La salle des archives de la Maison Lesage à Pantin où sont classés plus de 75 000 échantillons.
François Lesage expérimentait en permanence et se remettait perpétuellement en question ; il était une sorte d’« alchimiste », un passionné. Pour lui le métier de brodeur n’était pas une contrainte mais un jeu.
Grâce à son histoire plus que centenaire et à sa proximité avec les plus grands couturiers, la Maison Lesage dispose d’échantillons en continu depuis 1857. Une vraie histoire de la mode !
Donc le rapport avec le passé et l’héritage de la Maison est vécu de façon « décomplexé » ?
Franchement, ça ne m’intéresse pas de m’appesantir sur ce qui a été fait. Je partage avec Monsieur Lagerfeld cette phrase de Goethe : « Faire un avenir meilleur avec les éléments élargis du passé. » Les archives sont un livre d’images que l’on doit connaître, mais la priorité c’est d’imaginer la création de demain.
Qui ont été selon vous les « révolutionnaires » de la broderie, ceux qui lui ont permis d’être encore dans la modernité aujourd’hui ?
François Lesage d’abord, qui a su se faire un prénom dans le métier en bousculant les habitudes des brodeuses. Elles savaient exécuter un travail parfait, ce qui était une base pour qu’il puisse se permettre ensuite de tout chambouler, de créer un désordre « baroque ». François Lesage expérimentait en permanence et se remettait perpétuellement en question ; il était une sorte d’« alchimiste », un passionné. Pour lui le métier de brodeur n’était pas une contrainte mais un jeu.
Et plus récemment, y a-t-il eu d’autres « révolutionnaires » ?
À l’aube du millénaire et au début des années 2000, il y a eu une peur de l’« après » qui a incité les créateurs à se réfugier dans les valeurs du passé, dans des savoir-faire ancestraux dont la broderie faisait partie. John Galliano et Alexander McQueen notamment l’ont remise sur le devant de la scène dans des créations sublimes et furieusement modernes. Aujourd’hui, on est dans un rapport plus équilibré à la tradition, on apprécie la touche humaine et la grande valeur ajoutée de la broderie, on n’a plus peur de la mixer avec des techniques de pointe pour inventer celle de demain.

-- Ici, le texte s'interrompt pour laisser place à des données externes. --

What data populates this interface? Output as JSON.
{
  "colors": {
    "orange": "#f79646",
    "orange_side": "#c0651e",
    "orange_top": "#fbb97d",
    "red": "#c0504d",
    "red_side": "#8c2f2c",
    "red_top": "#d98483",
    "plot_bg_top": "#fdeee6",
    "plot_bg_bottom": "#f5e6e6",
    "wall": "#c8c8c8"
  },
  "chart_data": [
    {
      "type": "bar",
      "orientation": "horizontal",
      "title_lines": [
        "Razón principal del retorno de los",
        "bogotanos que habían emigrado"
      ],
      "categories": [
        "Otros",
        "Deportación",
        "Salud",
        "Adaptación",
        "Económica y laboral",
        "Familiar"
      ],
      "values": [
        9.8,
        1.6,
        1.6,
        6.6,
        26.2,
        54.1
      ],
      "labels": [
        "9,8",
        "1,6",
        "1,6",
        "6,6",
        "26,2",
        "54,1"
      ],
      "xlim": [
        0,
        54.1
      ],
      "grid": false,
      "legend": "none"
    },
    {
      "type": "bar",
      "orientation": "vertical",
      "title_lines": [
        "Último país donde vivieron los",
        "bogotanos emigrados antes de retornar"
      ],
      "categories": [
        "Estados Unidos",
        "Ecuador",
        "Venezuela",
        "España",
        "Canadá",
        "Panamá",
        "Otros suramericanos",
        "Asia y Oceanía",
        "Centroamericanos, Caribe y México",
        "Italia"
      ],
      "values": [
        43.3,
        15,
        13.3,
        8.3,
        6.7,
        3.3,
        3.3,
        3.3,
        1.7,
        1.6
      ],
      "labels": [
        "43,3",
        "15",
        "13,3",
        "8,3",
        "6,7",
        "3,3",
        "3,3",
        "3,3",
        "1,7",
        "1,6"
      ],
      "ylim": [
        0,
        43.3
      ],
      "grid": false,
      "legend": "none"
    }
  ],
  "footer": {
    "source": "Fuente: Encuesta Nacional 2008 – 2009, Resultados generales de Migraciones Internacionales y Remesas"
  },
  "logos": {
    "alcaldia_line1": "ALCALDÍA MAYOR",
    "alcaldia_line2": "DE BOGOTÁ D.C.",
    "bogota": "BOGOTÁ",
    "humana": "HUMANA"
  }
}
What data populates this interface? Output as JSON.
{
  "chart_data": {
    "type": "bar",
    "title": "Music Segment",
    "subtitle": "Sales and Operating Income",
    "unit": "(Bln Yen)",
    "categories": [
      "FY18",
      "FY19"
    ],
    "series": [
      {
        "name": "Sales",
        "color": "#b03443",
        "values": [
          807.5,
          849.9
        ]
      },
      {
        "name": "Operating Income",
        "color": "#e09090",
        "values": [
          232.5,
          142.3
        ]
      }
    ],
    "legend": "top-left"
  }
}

Comment partagez-vous votre rôle de DA de la Maison Lesage entre la partie création et la partie communication ?
Pour moi, la création est primordiale, je ne sais pas faire autre chose.
Mais pour reparler de François Lesage, il a aussi été, en plus d’un « alchimiste » de talent, un grand communicant ! C’est le premier qui a rompu le silence des fournisseurs en donnant à la presse le nom de ses clients, dont Yves Saint Laurent, avec lequel il a merveilleusement travaillé pendant plus de 40 ans. Il a également sorti un livre, Entrée des fournisseurs, inspiré par une remarque de feu Pierre Bergé qui lui aurait demandé de prendre cette entrée plutôt que l’escalier principal de la Maison de Couture de l’avenue Marceau… Il a transformé la façon dont la presse et le public voyaient les fournisseurs et a remis la broderie au goût du jour ; plus largement, il a contribué à projeter à nouveau les Métiers d’Art dans la lumière.
Qu’est-ce qu’on appelle aujourd’hui les Métiers d’Art ?
Ce sont justement les fournisseurs sous un autre nom.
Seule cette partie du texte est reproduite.